Haberler

“Susmuyor, korkmuyor ve itaat etmiyoruz”

Çiğdem Sidar Ceylan

Çiğdem Sidar Ceylan

03.10.2024 11:58

Susturulacak, sosyal hayatın dışına itilecek, toplumun ataerkil ezberine ve evlere hapsedilecek, cinsiyetçi ayrıma uğrayacak, şiddet görecek, hakarete maruz kalacak, darp edilecek ve hatta vahşice cinayetlere kurban edilecek, öldürüleceksiniz ama tüm bunlara itiraz edip birkaç kadınla sokağa çıkıp, sesinizi yükseltip isyan edince '2911 sayılı Toplantı ve Gösteri Yürüyüşleri Kanununa Muhalefetten' yargılanacaksınız.

Kaç fırın ekmek kurtarır bizi?

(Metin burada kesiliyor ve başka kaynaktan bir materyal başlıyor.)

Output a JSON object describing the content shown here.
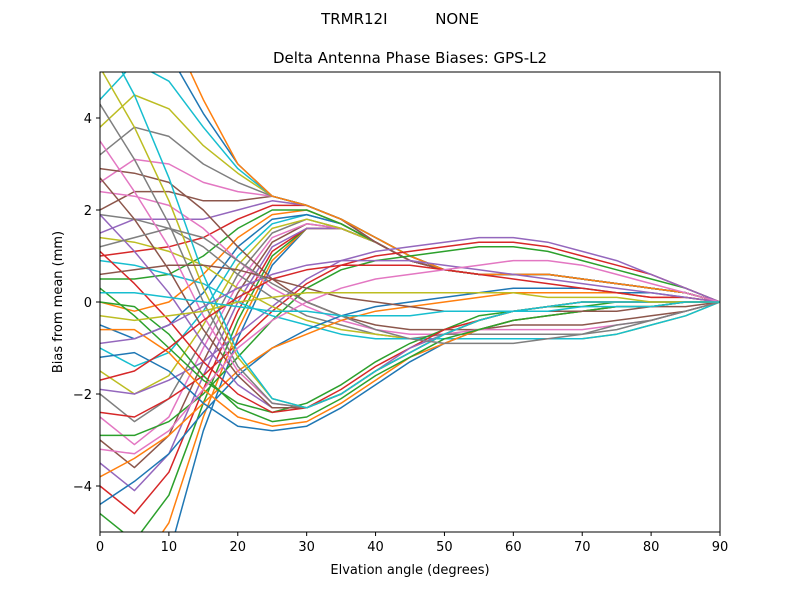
{
  "suptitle": "TRMR12I          NONE",
  "chart_data": {
    "type": "line",
    "title": "Delta Antenna Phase Biases: GPS-L2",
    "xlabel": "Elvation angle (degrees)",
    "ylabel": "Bias from mean (mm)",
    "xlim": [
      0,
      90
    ],
    "ylim": [
      -5,
      5
    ],
    "xticks": [
      "0",
      "10",
      "20",
      "30",
      "40",
      "50",
      "60",
      "70",
      "80",
      "90"
    ],
    "yticks": [
      "−4",
      "−2",
      "0",
      "2",
      "4"
    ],
    "x": [
      0,
      5,
      10,
      15,
      20,
      25,
      30,
      35,
      40,
      45,
      50,
      55,
      60,
      65,
      70,
      75,
      80,
      85,
      90
    ],
    "grid": false,
    "legend": "none",
    "colors": [
      "#1f77b4",
      "#ff7f0e",
      "#2ca02c",
      "#d62728",
      "#9467bd",
      "#8c564b",
      "#e377c2",
      "#7f7f7f",
      "#bcbd22",
      "#17becf"
    ],
    "series": [
      {
        "values": [
          -5.8,
          -6.6,
          -5.5,
          -2.8,
          -0.8,
          0.8,
          1.6,
          1.6,
          1.3,
          0.9,
          0.7,
          0.6,
          0.6,
          0.6,
          0.5,
          0.4,
          0.3,
          0.2,
          0.0
        ]
      },
      {
        "values": [
          -5.2,
          -5.9,
          -4.8,
          -2.5,
          -0.6,
          0.9,
          1.6,
          1.6,
          1.3,
          0.9,
          0.7,
          0.6,
          0.6,
          0.6,
          0.5,
          0.4,
          0.3,
          0.2,
          0.0
        ]
      },
      {
        "values": [
          -4.6,
          -5.2,
          -4.2,
          -2.2,
          -0.4,
          1.0,
          1.6,
          1.6,
          1.3,
          0.9,
          0.7,
          0.6,
          0.6,
          0.6,
          0.5,
          0.4,
          0.3,
          0.2,
          0.0
        ]
      },
      {
        "values": [
          -4.0,
          -4.6,
          -3.7,
          -1.9,
          -0.2,
          1.1,
          1.6,
          1.6,
          1.3,
          0.9,
          0.7,
          0.6,
          0.6,
          0.6,
          0.5,
          0.4,
          0.3,
          0.2,
          0.0
        ]
      },
      {
        "values": [
          -3.5,
          -4.1,
          -3.3,
          -1.6,
          0.0,
          1.2,
          1.6,
          1.6,
          1.3,
          0.9,
          0.7,
          0.6,
          0.6,
          0.6,
          0.5,
          0.4,
          0.3,
          0.2,
          0.0
        ]
      },
      {
        "values": [
          -3.0,
          -3.6,
          -2.9,
          -1.3,
          0.2,
          1.3,
          1.7,
          1.6,
          1.3,
          0.9,
          0.7,
          0.6,
          0.6,
          0.6,
          0.5,
          0.4,
          0.3,
          0.2,
          0.0
        ]
      },
      {
        "values": [
          -2.5,
          -3.1,
          -2.5,
          -1.0,
          0.4,
          1.4,
          1.7,
          1.6,
          1.3,
          0.9,
          0.7,
          0.6,
          0.6,
          0.6,
          0.5,
          0.4,
          0.3,
          0.2,
          0.0
        ]
      },
      {
        "values": [
          -2.0,
          -2.6,
          -2.1,
          -0.8,
          0.6,
          1.5,
          1.8,
          1.6,
          1.3,
          0.9,
          0.7,
          0.6,
          0.6,
          0.6,
          0.5,
          0.4,
          0.3,
          0.2,
          0.0
        ]
      },
      {
        "values": [
          -1.5,
          -2.0,
          -1.6,
          -0.5,
          0.8,
          1.6,
          1.8,
          1.6,
          1.3,
          0.9,
          0.7,
          0.6,
          0.6,
          0.6,
          0.5,
          0.4,
          0.3,
          0.2,
          0.0
        ]
      },
      {
        "values": [
          -1.0,
          -1.4,
          -1.1,
          -0.2,
          1.0,
          1.7,
          1.9,
          1.7,
          1.3,
          0.9,
          0.7,
          0.6,
          0.6,
          0.6,
          0.5,
          0.4,
          0.3,
          0.2,
          0.0
        ]
      },
      {
        "values": [
          -0.5,
          -0.8,
          -0.5,
          0.2,
          1.2,
          1.8,
          1.9,
          1.7,
          1.3,
          0.9,
          0.7,
          0.6,
          0.6,
          0.6,
          0.5,
          0.4,
          0.3,
          0.2,
          0.0
        ]
      },
      {
        "values": [
          0.0,
          -0.2,
          0.0,
          0.6,
          1.4,
          1.9,
          2.0,
          1.7,
          1.3,
          0.9,
          0.7,
          0.6,
          0.6,
          0.6,
          0.5,
          0.4,
          0.3,
          0.2,
          0.0
        ]
      },
      {
        "values": [
          0.5,
          0.5,
          0.6,
          1.0,
          1.6,
          2.0,
          2.0,
          1.7,
          1.3,
          0.9,
          0.7,
          0.6,
          0.6,
          0.6,
          0.5,
          0.4,
          0.3,
          0.2,
          0.0
        ]
      },
      {
        "values": [
          1.0,
          1.1,
          1.2,
          1.4,
          1.8,
          2.1,
          2.1,
          1.8,
          1.3,
          0.9,
          0.7,
          0.6,
          0.6,
          0.6,
          0.5,
          0.4,
          0.3,
          0.2,
          0.0
        ]
      },
      {
        "values": [
          1.5,
          1.8,
          1.8,
          1.8,
          2.0,
          2.2,
          2.1,
          1.8,
          1.3,
          0.9,
          0.7,
          0.6,
          0.6,
          0.6,
          0.5,
          0.4,
          0.3,
          0.2,
          0.0
        ]
      },
      {
        "values": [
          2.0,
          2.4,
          2.4,
          2.2,
          2.2,
          2.3,
          2.1,
          1.8,
          1.3,
          0.9,
          0.7,
          0.6,
          0.6,
          0.6,
          0.5,
          0.4,
          0.3,
          0.2,
          0.0
        ]
      },
      {
        "values": [
          2.6,
          3.1,
          3.0,
          2.6,
          2.4,
          2.3,
          2.1,
          1.8,
          1.4,
          1.0,
          0.7,
          0.6,
          0.6,
          0.6,
          0.5,
          0.4,
          0.3,
          0.2,
          0.0
        ]
      },
      {
        "values": [
          3.2,
          3.8,
          3.6,
          3.0,
          2.6,
          2.3,
          2.1,
          1.8,
          1.4,
          1.0,
          0.7,
          0.6,
          0.6,
          0.6,
          0.5,
          0.4,
          0.3,
          0.2,
          0.0
        ]
      },
      {
        "values": [
          3.8,
          4.5,
          4.2,
          3.4,
          2.8,
          2.3,
          2.1,
          1.8,
          1.4,
          1.0,
          0.7,
          0.6,
          0.6,
          0.6,
          0.5,
          0.4,
          0.3,
          0.2,
          0.0
        ]
      },
      {
        "values": [
          4.4,
          5.2,
          4.8,
          3.8,
          2.9,
          2.3,
          2.1,
          1.8,
          1.4,
          1.0,
          0.7,
          0.6,
          0.6,
          0.6,
          0.5,
          0.4,
          0.3,
          0.2,
          0.0
        ]
      },
      {
        "values": [
          5.0,
          5.9,
          5.4,
          4.1,
          3.0,
          2.3,
          2.1,
          1.8,
          1.4,
          1.0,
          0.7,
          0.6,
          0.6,
          0.6,
          0.5,
          0.4,
          0.3,
          0.2,
          0.0
        ]
      },
      {
        "values": [
          5.6,
          6.6,
          6.0,
          4.4,
          3.0,
          2.3,
          2.1,
          1.8,
          1.4,
          1.0,
          0.7,
          0.6,
          0.6,
          0.6,
          0.5,
          0.4,
          0.3,
          0.2,
          0.0
        ]
      },
      {
        "values": [
          -2.9,
          -2.9,
          -2.6,
          -2.0,
          -1.2,
          -0.4,
          0.3,
          0.7,
          0.9,
          1.0,
          1.1,
          1.2,
          1.2,
          1.1,
          0.9,
          0.7,
          0.5,
          0.3,
          0.0
        ]
      },
      {
        "values": [
          -2.4,
          -2.5,
          -2.1,
          -1.6,
          -0.9,
          -0.2,
          0.4,
          0.8,
          1.0,
          1.1,
          1.2,
          1.3,
          1.3,
          1.2,
          1.0,
          0.8,
          0.6,
          0.3,
          0.0
        ]
      },
      {
        "values": [
          -1.9,
          -2.0,
          -1.7,
          -1.3,
          -0.7,
          -0.1,
          0.5,
          0.9,
          1.1,
          1.2,
          1.3,
          1.4,
          1.4,
          1.3,
          1.1,
          0.9,
          0.6,
          0.3,
          0.0
        ]
      },
      {
        "values": [
          2.9,
          2.8,
          2.6,
          2.0,
          1.2,
          0.5,
          0.0,
          -0.3,
          -0.5,
          -0.6,
          -0.6,
          -0.6,
          -0.5,
          -0.5,
          -0.5,
          -0.4,
          -0.3,
          -0.2,
          0.0
        ]
      },
      {
        "values": [
          2.4,
          2.3,
          2.1,
          1.6,
          0.9,
          0.3,
          -0.1,
          -0.4,
          -0.6,
          -0.7,
          -0.7,
          -0.6,
          -0.6,
          -0.6,
          -0.6,
          -0.5,
          -0.4,
          -0.2,
          0.0
        ]
      },
      {
        "values": [
          1.9,
          1.8,
          1.6,
          1.2,
          0.6,
          0.1,
          -0.3,
          -0.5,
          -0.7,
          -0.8,
          -0.7,
          -0.7,
          -0.7,
          -0.7,
          -0.7,
          -0.6,
          -0.4,
          -0.2,
          0.0
        ]
      },
      {
        "values": [
          1.4,
          1.3,
          1.1,
          0.8,
          0.3,
          -0.1,
          -0.4,
          -0.6,
          -0.7,
          -0.8,
          -0.8,
          -0.8,
          -0.8,
          -0.8,
          -0.8,
          -0.7,
          -0.5,
          -0.3,
          0.0
        ]
      },
      {
        "values": [
          0.9,
          0.8,
          0.6,
          0.4,
          0.0,
          -0.3,
          -0.5,
          -0.7,
          -0.8,
          -0.8,
          -0.8,
          -0.8,
          -0.8,
          -0.8,
          -0.8,
          -0.7,
          -0.5,
          -0.3,
          0.0
        ]
      },
      {
        "values": [
          -4.4,
          -3.9,
          -3.3,
          -2.4,
          -1.6,
          -1.0,
          -0.6,
          -0.3,
          -0.1,
          0.0,
          0.1,
          0.2,
          0.3,
          0.3,
          0.3,
          0.2,
          0.2,
          0.1,
          0.0
        ]
      },
      {
        "values": [
          -3.8,
          -3.4,
          -2.9,
          -2.2,
          -1.5,
          -1.0,
          -0.7,
          -0.4,
          -0.2,
          -0.1,
          0.0,
          0.1,
          0.2,
          0.2,
          0.2,
          0.2,
          0.1,
          0.1,
          0.0
        ]
      },
      {
        "values": [
          0.3,
          -0.3,
          -1.0,
          -1.7,
          -2.2,
          -2.4,
          -2.2,
          -1.8,
          -1.3,
          -0.9,
          -0.6,
          -0.3,
          -0.2,
          -0.1,
          -0.1,
          0.0,
          0.0,
          0.0,
          0.0
        ]
      },
      {
        "values": [
          1.1,
          0.4,
          -0.4,
          -1.3,
          -2.0,
          -2.4,
          -2.3,
          -1.9,
          -1.4,
          -1.0,
          -0.6,
          -0.4,
          -0.2,
          -0.1,
          0.0,
          0.0,
          0.0,
          0.0,
          0.0
        ]
      },
      {
        "values": [
          1.9,
          1.1,
          0.2,
          -0.9,
          -1.8,
          -2.3,
          -2.3,
          -2.0,
          -1.5,
          -1.0,
          -0.7,
          -0.4,
          -0.2,
          -0.1,
          0.0,
          0.0,
          0.0,
          0.0,
          0.0
        ]
      },
      {
        "values": [
          2.7,
          1.8,
          0.7,
          -0.6,
          -1.6,
          -2.3,
          -2.3,
          -2.0,
          -1.5,
          -1.1,
          -0.7,
          -0.4,
          -0.2,
          -0.1,
          0.0,
          0.0,
          0.0,
          0.0,
          0.0
        ]
      },
      {
        "values": [
          3.5,
          2.4,
          1.2,
          -0.3,
          -1.5,
          -2.2,
          -2.3,
          -2.0,
          -1.5,
          -1.1,
          -0.7,
          -0.4,
          -0.2,
          -0.1,
          0.0,
          0.0,
          0.0,
          0.0,
          0.0
        ]
      },
      {
        "values": [
          4.3,
          3.1,
          1.7,
          0.0,
          -1.4,
          -2.2,
          -2.3,
          -2.0,
          -1.5,
          -1.1,
          -0.7,
          -0.4,
          -0.2,
          -0.1,
          0.0,
          0.0,
          0.0,
          0.0,
          0.0
        ]
      },
      {
        "values": [
          5.1,
          3.8,
          2.2,
          0.3,
          -1.2,
          -2.1,
          -2.3,
          -2.0,
          -1.5,
          -1.1,
          -0.7,
          -0.4,
          -0.2,
          -0.1,
          0.0,
          0.0,
          0.0,
          0.0,
          0.0
        ]
      },
      {
        "values": [
          5.9,
          4.5,
          2.7,
          0.6,
          -1.1,
          -2.1,
          -2.3,
          -2.0,
          -1.5,
          -1.1,
          -0.7,
          -0.4,
          -0.2,
          -0.1,
          0.0,
          0.0,
          0.0,
          0.0,
          0.0
        ]
      },
      {
        "values": [
          -1.2,
          -1.1,
          -1.5,
          -2.2,
          -2.7,
          -2.8,
          -2.7,
          -2.3,
          -1.8,
          -1.3,
          -0.9,
          -0.6,
          -0.4,
          -0.3,
          -0.2,
          -0.1,
          -0.1,
          0.0,
          0.0
        ]
      },
      {
        "values": [
          -0.6,
          -0.6,
          -1.1,
          -1.9,
          -2.5,
          -2.7,
          -2.6,
          -2.2,
          -1.7,
          -1.2,
          -0.9,
          -0.6,
          -0.4,
          -0.3,
          -0.2,
          -0.1,
          -0.1,
          0.0,
          0.0
        ]
      },
      {
        "values": [
          0.0,
          -0.1,
          -0.7,
          -1.6,
          -2.3,
          -2.6,
          -2.5,
          -2.1,
          -1.6,
          -1.2,
          -0.8,
          -0.6,
          -0.4,
          -0.3,
          -0.2,
          -0.1,
          -0.1,
          0.0,
          0.0
        ]
      },
      {
        "values": [
          -1.7,
          -1.5,
          -1.0,
          -0.4,
          0.1,
          0.5,
          0.7,
          0.8,
          0.8,
          0.8,
          0.7,
          0.6,
          0.5,
          0.4,
          0.3,
          0.2,
          0.1,
          0.1,
          0.0
        ]
      },
      {
        "values": [
          -0.9,
          -0.8,
          -0.5,
          -0.1,
          0.3,
          0.6,
          0.8,
          0.9,
          0.9,
          0.9,
          0.8,
          0.7,
          0.6,
          0.5,
          0.4,
          0.3,
          0.2,
          0.1,
          0.0
        ]
      },
      {
        "values": [
          0.6,
          0.7,
          0.8,
          0.8,
          0.7,
          0.5,
          0.3,
          0.1,
          0.0,
          -0.1,
          -0.2,
          -0.2,
          -0.2,
          -0.2,
          -0.2,
          -0.2,
          -0.1,
          -0.1,
          0.0
        ]
      },
      {
        "values": [
          -3.2,
          -3.3,
          -2.8,
          -1.9,
          -1.0,
          -0.4,
          0.0,
          0.3,
          0.5,
          0.6,
          0.7,
          0.8,
          0.9,
          0.9,
          0.8,
          0.6,
          0.4,
          0.2,
          0.0
        ]
      },
      {
        "values": [
          1.2,
          1.4,
          1.6,
          1.4,
          0.9,
          0.4,
          0.0,
          -0.3,
          -0.6,
          -0.8,
          -0.9,
          -0.9,
          -0.9,
          -0.8,
          -0.7,
          -0.5,
          -0.4,
          -0.2,
          0.0
        ]
      },
      {
        "values": [
          -0.3,
          -0.4,
          -0.3,
          -0.2,
          0.0,
          0.1,
          0.2,
          0.2,
          0.2,
          0.2,
          0.2,
          0.2,
          0.2,
          0.1,
          0.1,
          0.1,
          0.0,
          0.0,
          0.0
        ]
      },
      {
        "values": [
          0.2,
          0.2,
          0.1,
          0.0,
          -0.1,
          -0.2,
          -0.2,
          -0.3,
          -0.3,
          -0.3,
          -0.2,
          -0.2,
          -0.2,
          -0.2,
          -0.1,
          -0.1,
          -0.1,
          0.0,
          0.0
        ]
      }
    ]
  }
}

Kırk fırın ekmeğin bizi kurtaramayacağı ortada. Bunu hazmedebilmek mümkün mü?

Haber önüme düşünce, şaşırdım desem yalan olur. Şaşırmadım ama bununla birlikte, durumu kanıksadığımı da söyleyemem. Kanıksamıyor, kabul etmiyor ve normal görmüyorum.

Her ne kadar içinde yaşadığımız toplum, kadına yönelik ayrımcılığı ve cinsiyetçi yaklaşımı, kadının aleyhine, dili, haberi, hukuku, eğitimi ve geleneğiyle normal görse de ve bu normale karşı mücadeleyi yargılayıp, aşağılayıp hor görse de ben kabul etmiyor ve kanıksamıyorum.

Muğla'da bir grup kadın toplanıp, tartışı eşi tarafından bıçaklanıp, öldürülen Senem Kıvrık için basın açıklamasında bulunup, yürüyüş düzenleyince savcılık '2911 sayılı Toplantı ve Gösteri Yürüyüşleri Kanununa Muhalefetten' soruşturma açmış ve kadınlar ifade vermeye çağırmış.

Kadınlardan yedisi ifade vermeye gitmişse de kadınlardan avukat olanı, soruşturmanın usulsüz olduğuna vurgu yaparak ifade vermeye gitmemiş.

Hukukun, yasaların ve adli yargı mensuplarının, toplumun önünde giderek, toplumu pozitif yönde değiştirip dönüştürmesi beklenirken, toplumun değişimine direnmesi ve bu değişimi yargılayıp, cezalandırmaya çalışması ne büyük bir garabettir.

Bir taraftan kadınlar her alanda varlık göstermeye ve üretmeye çalışırken, sanattan, eğitime, ziraattan inşaata, yapay zekâdan, fırıncılığa kadar elinin hamurunu bulaştırmadığı yer bırakmazken ve girdiği her alanda ciddi başarılar gösterirken, kadına yönelik şiddete gösterilen bir protestoyu cezalandıran bir tavır nasıl okunabilir?

Bakın henüz bugün, Yıldız Holding, New York'taki Birleşmiş Milletler Küresel İlkeler Sözleşmesi Liderler Zirvesi'nde fırsat eşitliği ve kapsayıcılık konusunda, öncülük ettiği çalışmaları ile örnek gösterildi.

Mecliste DEM Parti Erzurum Milletvekili Meral Danış Beştaş, bir çok kadın cinayetinin, intihar süsüyle kapatıldığına vurgu yapan bir basın açıklaması yaptı. Ve öyle acı bir gerçeğimizi yüzümüze vurdu ki buna katlanmak mümkün değil: "Cezasızlık politikası, erkek egemen anlayışla birleşince kadınlara ölmek düşüyor"

Sadece cezasızlık mı dersiniz? Maalesef. Yıllardır zaten örf ve ananeleriyle, kurbanı cezalandıran erkek egemen toplum, kadına yönelik ayrımcılığı öyle bir üst aşamaya çıkardı ki kadın cinayetlerini, caydırıcı cezalarla cezalandırmaması bir yana, bu cinayetlere dönük protestoları cezalandırmaya yelteniyor.

İbn-i Haldun'un "Coğrafya kaderdir" sözünü unutmadık ama artık yalan yanlış kader yorumlarına da karnımız tok.

Coğrafyayı değiştirmek olmasa da bu kaderi değiştirmenin ve kendi alın yazımızı yazmanın ve yaşamanın zamanı geldi artık.